We are proud to offer a comprehensive compensation and benefits package designed to support our team members professionally and personally.

Benefits Include:

  • Paid Time Off
  • 401(k) with employer matching and participation
  • Medical, vision, and dental insurance for eligible candidates
  • Short and long-term disability insurance for eligible candidates
  • Employer-paid life insurance policy
  • Technology and tools designed to streamline workflows and improve efficiency

Technology That Makes Work Easier

  • Utilize advanced systems and workflows designed to support coding accuracy and compliance
  • Access collaborative resources and ongoing regulatory updates
  • Work alongside experienced clinical, billing, and revenue cycle teams

What You'll Do

  • Conduct Coding Audits
    • Perform detailed reviews of medical record documentation and coding to ensure accuracy, completeness, and compliance with ICD-10-CM, CPT, HCPCS, and payer guidelines.
  • Identify and Mitigate Risks
    • Analyze audit findings to identify compliance trends, risks, and opportunities for improvement.
    • Recommend and support corrective action plans.
  • Provide Education and Training
    • Develop and deliver educational sessions and one-on-one guidance for physicians and staff regarding coding best practices and compliance standards.
  • Stay Up to Date on Regulations
    • Maintain current knowledge of CMS guidelines, federal and state regulations, and industry coding standards.
    • Research and interpret new coding and billing policies.
  • Respond to Inquiries
    • Serve as a resource for coding, billing, and documentation compliance questions across departments.
  • Prepare Reports
    • Document audit findings and prepare clear, concise reports for leadership outlining risks and recommendations.
  • Investigate Compliance Issues
    • Conduct investigations into potential non-compliant activities or billing discrepancies and assist in identifying root causes and solutions.
  • Collaborate Across Departments
    • Partner closely with billing, revenue cycle management, providers, and operational teams to support compliant and efficient workflows.

Your Qualifications

  • Minimum of 5 years of experience in medical coding and auditing.
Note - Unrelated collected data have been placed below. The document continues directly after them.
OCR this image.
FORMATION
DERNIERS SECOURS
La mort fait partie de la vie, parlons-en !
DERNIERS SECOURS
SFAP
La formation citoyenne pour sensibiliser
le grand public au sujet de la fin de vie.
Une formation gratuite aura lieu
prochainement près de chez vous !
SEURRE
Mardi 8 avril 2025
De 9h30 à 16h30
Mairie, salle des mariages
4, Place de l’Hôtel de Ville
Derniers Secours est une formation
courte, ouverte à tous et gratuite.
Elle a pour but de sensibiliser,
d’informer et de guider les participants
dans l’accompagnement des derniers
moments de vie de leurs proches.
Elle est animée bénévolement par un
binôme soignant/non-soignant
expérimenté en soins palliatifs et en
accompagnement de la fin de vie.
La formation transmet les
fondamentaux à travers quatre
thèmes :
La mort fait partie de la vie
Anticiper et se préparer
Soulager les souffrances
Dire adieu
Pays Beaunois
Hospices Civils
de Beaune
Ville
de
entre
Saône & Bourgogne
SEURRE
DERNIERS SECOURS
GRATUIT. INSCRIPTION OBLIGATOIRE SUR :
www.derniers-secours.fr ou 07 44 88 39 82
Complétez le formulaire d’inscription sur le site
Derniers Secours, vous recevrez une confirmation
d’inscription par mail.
One or more of the following certifications is required:

    • Certified Professional Coder (CPC)
    • Certified Coding Specialist (CCS)
    • Certified Professional Medical Auditor (CPMA)
    • Equivalent industry-recognized certification
  • Associate's or Bachelor's degree in Health Information Management or a related field preferred, but not required.
  • Experience with Evaluation and Management (E/M) coding, Chronic Care Management (CCM), and Risk Adjustment coding preferred.
  • Extensive knowledge of CPT, ICD-10-CM, and HCPCS coding systems.
  • Strong understanding of Medicare and Medicaid regulations and compliance standards.
  • Strong analytical and problem-solving abilities
  • Excellent written, verbal, and presentation communication skills
  • High attention to detail and organizational skills
  • Ability to maintain confidentiality and professionalism with sensitive patient information

Theoria Medical Invests in You Long-Term

At Theoria Medical, we recognize the importance of compliance professionals in supporting exceptional patient care and operational excellence. We are committed to investing in your growth through ongoing support, collaboration, and career development opportunities.

Connect with a recruiter today to learn more about joining our growing team.

Employee must be able to perform the essential functions of this position satisfactorily, with or without a reasonable accommodation. Theoria Medical conducts criminal background checks and pre-employment drug testing on all candidates upon acceptance of a contingent offer.